That is why we must always be mindful of the things we say. Sticks and stones my break our bones, but words can kill. These days, bullying is quite prevalent, and all it can take sometimes is words, whether said to someone in person, or online. A rumour spread though a group of people, like in high school, in college or university, or at the work place, can have serious, harmful effects on people. A seemingly simple over-generalization about someone can quickly escalate into something a lot worse.

What’s worse, is that it can be easily fixed and avoided. Those examples I mentioned earlier, here is how they could be reworded…

“When I was at the store, I heard these employees complaining about their job.”

“Some guy said that. I just don’t understand them.”

“This french guy I met was a rude asshole.”

“Certain men have the potential to be rapists.”

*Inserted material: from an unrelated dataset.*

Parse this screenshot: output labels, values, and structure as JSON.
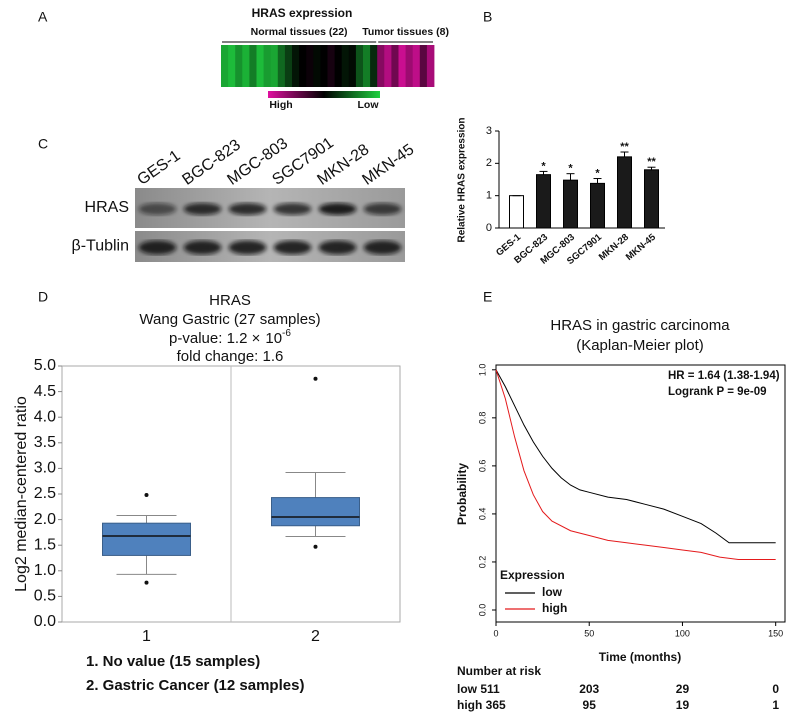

Sadly, people will most likely continue to use over-generalizations, exaggerating a conversation or interaction, to help make the person’s point and garner sympathy. The thing is, using over-generalizations also reveals the kind of person they are, or how they may be treated in the future. If I was an employee at the store mentioned above, and had no problems with my job, I would take offense to someone making all employees sound like whiners. Saying that men “always” act like ignorant jerks, or that they are rapists-in-waiting, paints two pictures. One being that all men are jerks and rapists, and the other being that whoever used the over-generalization is someone who isn’t fond of men and/or has some serious personal issues to deal with. Calling all french people rude assholes is a slap in the face to people in my family, and friends that I have known.

Someday, a person’s use of over-generalization will bite them in the ass. When it does, hopefully it’ll make them think twice before opening their mouth and making themselves look like ignorant jerks.